Riservate fino a poco tempo fa a una ristretta cerchia di industrie e professionisti, le stampanti tridimensionali sono oggi accessibili a tutti. La possibilità di realizzare rapidamente un prototipo con un investimento minimo, permette a chiunque di trasformarsi in creatore di oggetti.

«Un bicchiere d’acqua con dei cubetti di ghiaccio». In men che non si dica, il calice si materializza nelle mani del capitano Kirk, l’eroe di Star Trek. Straordinari i replicatori imbarcati sull’Enterprise, vero? Possono ricreare di tutto. Basta che la struttura dell’oggetto – o del cibo o di qualsiasi altra cosa – sia preregistrata nella banca dati.

Fantascienza? Decisamente sì. Ricostituire l’acqua e i cubetti di ghiaccio a partire da un file rischia di creare grattacapi agli scienziati ancora per qualche decennio. Per il bicchiere è invece un po’ più facile. Basta disporre di una stampante tridimensionale, magari di una Replicator 2X, così battezzata in onore proprio della saga interstellare.

Per il comune dei mortali, forse per ora è meglio scordarsi del vetro. La cosiddetta sinterizzazione laser selettiva permette sì di ricreare un oggetto in vetro o in metallo, ma non è alla portata di tutti. Meglio forse ripiegare su una stampante che funziona a resina.

Attualmente esistono diversi tipi di tecnologie di prototipazione rapida. Le stampanti per il grande pubblico funzionano con il procedimento della modellazione a deposizione fusa (FDM), una tecnologia sviluppata alla fine degli anni ’80. Queste macchine, adatte alla produzione di piccoli oggetti, fondono il materiale di fabbricazione, un polimero termoplastico, e lo depongono tridimensionalmente sul piano di lavoro in modo da riprodurre il modello 3D registrato nel computer.

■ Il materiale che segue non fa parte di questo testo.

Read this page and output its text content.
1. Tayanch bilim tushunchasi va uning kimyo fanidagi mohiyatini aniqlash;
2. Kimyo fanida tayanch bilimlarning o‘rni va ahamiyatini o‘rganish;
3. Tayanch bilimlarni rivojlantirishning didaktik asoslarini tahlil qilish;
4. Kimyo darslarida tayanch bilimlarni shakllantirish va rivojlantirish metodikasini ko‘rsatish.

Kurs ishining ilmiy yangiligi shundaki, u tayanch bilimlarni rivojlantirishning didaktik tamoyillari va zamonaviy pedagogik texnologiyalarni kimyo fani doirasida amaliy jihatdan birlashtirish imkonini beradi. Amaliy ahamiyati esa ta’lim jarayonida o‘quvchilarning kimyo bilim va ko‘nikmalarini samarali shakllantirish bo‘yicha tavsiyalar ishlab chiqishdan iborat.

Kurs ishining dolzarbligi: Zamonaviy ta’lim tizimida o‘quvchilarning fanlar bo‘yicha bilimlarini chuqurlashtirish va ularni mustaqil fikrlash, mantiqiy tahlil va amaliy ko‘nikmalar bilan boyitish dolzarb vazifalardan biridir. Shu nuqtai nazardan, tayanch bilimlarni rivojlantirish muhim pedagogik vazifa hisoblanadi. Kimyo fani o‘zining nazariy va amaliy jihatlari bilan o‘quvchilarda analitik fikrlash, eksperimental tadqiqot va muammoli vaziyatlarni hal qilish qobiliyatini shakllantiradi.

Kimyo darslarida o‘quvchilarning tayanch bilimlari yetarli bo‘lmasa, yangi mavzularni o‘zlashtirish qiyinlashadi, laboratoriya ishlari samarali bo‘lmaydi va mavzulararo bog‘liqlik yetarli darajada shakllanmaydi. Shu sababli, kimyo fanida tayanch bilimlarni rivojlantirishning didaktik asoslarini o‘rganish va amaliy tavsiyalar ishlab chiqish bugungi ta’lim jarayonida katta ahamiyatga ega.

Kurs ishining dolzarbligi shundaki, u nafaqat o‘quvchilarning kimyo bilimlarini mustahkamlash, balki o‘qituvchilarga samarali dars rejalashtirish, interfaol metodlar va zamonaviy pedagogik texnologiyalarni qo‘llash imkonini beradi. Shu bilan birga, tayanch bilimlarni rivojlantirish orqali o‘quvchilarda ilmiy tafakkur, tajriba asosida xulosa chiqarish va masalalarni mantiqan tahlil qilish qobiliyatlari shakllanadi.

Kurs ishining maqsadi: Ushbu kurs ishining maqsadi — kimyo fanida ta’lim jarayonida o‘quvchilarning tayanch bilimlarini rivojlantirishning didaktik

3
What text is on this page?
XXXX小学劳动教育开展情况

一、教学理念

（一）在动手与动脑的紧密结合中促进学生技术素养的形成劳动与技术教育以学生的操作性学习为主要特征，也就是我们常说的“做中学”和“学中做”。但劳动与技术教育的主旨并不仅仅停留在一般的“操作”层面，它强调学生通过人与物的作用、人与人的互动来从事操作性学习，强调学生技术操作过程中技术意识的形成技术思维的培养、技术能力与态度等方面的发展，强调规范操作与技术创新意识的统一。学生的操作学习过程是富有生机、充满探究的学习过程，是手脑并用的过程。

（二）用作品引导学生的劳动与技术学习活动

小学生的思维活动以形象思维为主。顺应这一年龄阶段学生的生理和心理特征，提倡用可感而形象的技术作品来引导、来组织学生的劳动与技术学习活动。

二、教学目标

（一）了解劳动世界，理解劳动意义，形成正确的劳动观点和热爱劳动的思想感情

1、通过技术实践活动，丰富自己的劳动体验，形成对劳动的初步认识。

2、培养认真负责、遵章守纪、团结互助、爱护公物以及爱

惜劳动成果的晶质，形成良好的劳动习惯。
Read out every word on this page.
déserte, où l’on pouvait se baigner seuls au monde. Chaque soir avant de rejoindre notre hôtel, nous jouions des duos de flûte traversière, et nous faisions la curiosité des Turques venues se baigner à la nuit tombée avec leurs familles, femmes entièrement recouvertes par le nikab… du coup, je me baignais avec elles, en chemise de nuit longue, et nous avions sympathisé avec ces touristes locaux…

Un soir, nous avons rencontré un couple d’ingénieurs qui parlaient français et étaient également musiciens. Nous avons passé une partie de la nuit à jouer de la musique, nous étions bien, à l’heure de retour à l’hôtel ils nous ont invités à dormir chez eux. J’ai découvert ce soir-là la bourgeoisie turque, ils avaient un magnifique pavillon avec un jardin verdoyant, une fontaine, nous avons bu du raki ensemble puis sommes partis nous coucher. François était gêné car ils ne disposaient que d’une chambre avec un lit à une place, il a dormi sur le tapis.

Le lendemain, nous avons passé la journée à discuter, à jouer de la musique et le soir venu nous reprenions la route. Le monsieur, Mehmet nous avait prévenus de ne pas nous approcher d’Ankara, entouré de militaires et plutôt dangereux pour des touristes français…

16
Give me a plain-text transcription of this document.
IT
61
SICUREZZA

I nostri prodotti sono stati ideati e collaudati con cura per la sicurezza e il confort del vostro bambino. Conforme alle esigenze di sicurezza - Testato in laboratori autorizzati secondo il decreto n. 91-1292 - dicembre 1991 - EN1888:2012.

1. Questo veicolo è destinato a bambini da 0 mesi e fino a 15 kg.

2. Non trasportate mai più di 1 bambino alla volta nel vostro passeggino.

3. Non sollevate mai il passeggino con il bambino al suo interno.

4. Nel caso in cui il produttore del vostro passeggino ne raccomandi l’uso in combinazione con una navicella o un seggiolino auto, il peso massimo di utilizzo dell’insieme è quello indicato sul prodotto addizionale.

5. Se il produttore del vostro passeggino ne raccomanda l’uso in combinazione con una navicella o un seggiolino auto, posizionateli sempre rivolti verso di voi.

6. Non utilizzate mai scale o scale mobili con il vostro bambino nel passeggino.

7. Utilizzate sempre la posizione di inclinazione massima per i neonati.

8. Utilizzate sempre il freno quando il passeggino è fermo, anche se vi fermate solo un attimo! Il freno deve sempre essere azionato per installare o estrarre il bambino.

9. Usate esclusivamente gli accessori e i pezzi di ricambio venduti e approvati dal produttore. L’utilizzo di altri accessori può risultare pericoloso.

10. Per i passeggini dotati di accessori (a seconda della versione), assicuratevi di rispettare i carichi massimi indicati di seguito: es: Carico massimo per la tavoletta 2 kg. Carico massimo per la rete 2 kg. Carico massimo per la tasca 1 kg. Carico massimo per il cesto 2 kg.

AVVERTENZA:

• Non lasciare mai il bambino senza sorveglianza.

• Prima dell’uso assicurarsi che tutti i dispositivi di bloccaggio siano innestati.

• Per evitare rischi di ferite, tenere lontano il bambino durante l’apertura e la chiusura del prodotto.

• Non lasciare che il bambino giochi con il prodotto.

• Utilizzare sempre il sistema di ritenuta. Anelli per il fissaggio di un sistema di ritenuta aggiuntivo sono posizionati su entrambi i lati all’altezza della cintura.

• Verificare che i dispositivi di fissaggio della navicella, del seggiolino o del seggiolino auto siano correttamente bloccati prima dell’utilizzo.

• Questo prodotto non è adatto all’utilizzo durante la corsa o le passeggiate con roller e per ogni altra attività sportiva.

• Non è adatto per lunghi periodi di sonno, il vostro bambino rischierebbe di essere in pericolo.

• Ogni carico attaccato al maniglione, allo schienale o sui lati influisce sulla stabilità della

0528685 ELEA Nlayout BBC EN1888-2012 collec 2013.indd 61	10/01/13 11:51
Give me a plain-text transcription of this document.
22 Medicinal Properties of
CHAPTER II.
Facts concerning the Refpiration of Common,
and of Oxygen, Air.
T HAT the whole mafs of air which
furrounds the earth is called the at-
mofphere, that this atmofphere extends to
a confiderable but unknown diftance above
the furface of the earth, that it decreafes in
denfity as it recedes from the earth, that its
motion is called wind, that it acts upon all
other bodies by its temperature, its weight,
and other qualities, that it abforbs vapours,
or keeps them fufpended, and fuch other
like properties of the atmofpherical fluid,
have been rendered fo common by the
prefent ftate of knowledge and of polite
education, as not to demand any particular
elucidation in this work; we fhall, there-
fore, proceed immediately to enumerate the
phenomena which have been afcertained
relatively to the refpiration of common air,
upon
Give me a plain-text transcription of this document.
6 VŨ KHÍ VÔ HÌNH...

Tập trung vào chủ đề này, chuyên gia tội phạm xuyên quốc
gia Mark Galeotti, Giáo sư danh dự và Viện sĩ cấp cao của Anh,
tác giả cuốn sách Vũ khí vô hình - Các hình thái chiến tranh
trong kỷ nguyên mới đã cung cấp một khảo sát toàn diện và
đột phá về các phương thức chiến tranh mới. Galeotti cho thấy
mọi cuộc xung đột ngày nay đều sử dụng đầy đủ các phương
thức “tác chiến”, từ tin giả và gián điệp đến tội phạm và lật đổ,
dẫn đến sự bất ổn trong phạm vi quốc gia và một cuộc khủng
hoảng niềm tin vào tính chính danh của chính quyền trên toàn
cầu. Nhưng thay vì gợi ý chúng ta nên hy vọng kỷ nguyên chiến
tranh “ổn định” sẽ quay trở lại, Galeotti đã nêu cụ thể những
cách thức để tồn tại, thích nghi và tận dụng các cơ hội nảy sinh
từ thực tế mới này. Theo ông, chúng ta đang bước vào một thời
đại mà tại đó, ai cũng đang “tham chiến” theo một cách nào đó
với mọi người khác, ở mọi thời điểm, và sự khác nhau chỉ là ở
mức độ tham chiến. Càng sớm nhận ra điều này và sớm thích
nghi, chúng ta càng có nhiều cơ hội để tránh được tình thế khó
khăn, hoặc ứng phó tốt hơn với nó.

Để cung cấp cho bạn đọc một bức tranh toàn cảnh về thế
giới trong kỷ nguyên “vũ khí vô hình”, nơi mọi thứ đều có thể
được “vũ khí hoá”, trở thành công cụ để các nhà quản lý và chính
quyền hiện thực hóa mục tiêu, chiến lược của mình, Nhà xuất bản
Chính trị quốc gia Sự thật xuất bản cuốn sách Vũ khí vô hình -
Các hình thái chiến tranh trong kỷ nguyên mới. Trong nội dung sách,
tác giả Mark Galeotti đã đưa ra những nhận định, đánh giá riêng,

Con la stereolitografia, i dati di un oggetto sono «affettati» in strati molto fini e inviati alla stampante. Il raggio laser della macchina polimerizza strato per strato il materiale plastico liquido che fuoriesce dagli ugelli. Il processo continua fino a che il modello viene completato. Una volta finito, il prototipo in resina viene reso ancor più rigido utilizzando dei raggi UV.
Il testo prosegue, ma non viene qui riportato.